Sergey intervino con calma.
—Debemos llamar a la policía. Él debe afrontar las consecuencias. Y tú, Marina, mereces paz.

—¡Por favor, Marina, no nos denuncies! ¡Es el padre de tus hijos! —suplicó Lena.
—¿El hombre al que enterré? Ese hombre murió. Ustedes dos se burlaron de nuestras vidas. Sergey, llama a la policía.

Él asintió y marcó.

En casa, Katya notó algo raro.
—¿Mamá? Pareces haber visto un fantasma.

Marina sentó a sus hijos y les contó todo. Cuando terminó, Katya dijo:
—Mientras pagábamos sus deudas, él estaba jugando a la casita con otra. Ojalá se hubiera quedado muerto.
—No voy a discutir —respondió Marina en voz baja—. Para mí, murió dos veces.

Pasaron seis meses.

El aroma de pollo asado llenaba el apartamento.
—¿Estamos celebrando algo? —preguntó Katya, colgando su abrigo.
—La cena es en treinta minutos. Ayuda a Yura a poner la mesa —dijo Marina, casi radiante.
—Espera… ¿te vas a casar? —Katya arqueó una ceja.

Marina se sonrojó.
—Quiero que conozcan a alguien. Se llama Sergey.

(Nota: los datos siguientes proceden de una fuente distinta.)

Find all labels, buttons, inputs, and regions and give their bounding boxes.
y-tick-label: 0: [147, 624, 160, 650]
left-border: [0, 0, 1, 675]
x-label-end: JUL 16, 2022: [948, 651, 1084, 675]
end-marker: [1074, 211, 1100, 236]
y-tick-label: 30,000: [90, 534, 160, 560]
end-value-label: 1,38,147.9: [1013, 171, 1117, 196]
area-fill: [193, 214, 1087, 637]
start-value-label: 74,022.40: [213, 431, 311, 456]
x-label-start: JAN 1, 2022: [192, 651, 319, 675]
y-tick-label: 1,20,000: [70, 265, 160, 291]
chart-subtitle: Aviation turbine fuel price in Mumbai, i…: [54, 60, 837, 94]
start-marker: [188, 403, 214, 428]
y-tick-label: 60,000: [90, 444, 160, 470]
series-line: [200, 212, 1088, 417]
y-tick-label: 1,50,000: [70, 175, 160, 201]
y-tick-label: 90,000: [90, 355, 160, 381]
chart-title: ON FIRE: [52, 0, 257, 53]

Los niños se detuvieron y luego la abrazaron.
—Si es un buen hombre, nos alegramos por ti.

Marina sonrió entre lágrimas.
—Lo es. Se los prometo.

Unos golpes sonaron en la puerta.
—¡Yo abro! —gritó Yura, corriendo.

Marina se quedó quieta un momento, con el corazón lleno. Ya no había vuelta atrás.

Se casaron en una pequeña ceremonia familiar al mes siguiente. Sergey demostró ser una presencia estable y amable. Yura lo adoraba. Katya llegó a confiar en él también.

Kostya y Lena fueron acusados de fraude. Marina tuvo que testificar: su nombre seguía en todos los papeles. La sala del tribunal estaba llena de ira y reproches. Marina solo sintió lástima.

¿La deuda? Seguía siendo suya. El tribunal se negó a cancelarla. Pero Sergey intervino.
—Se acabó, Marish —dijo una noche, abrazándola—. Vamos a construir algo nuevo. Aunque ahora esté en bancarrota —bromeó.

Ella rió.
—Lo recuperaremos. Juntos.

Y esta vez, lo creyó con todo su corazón.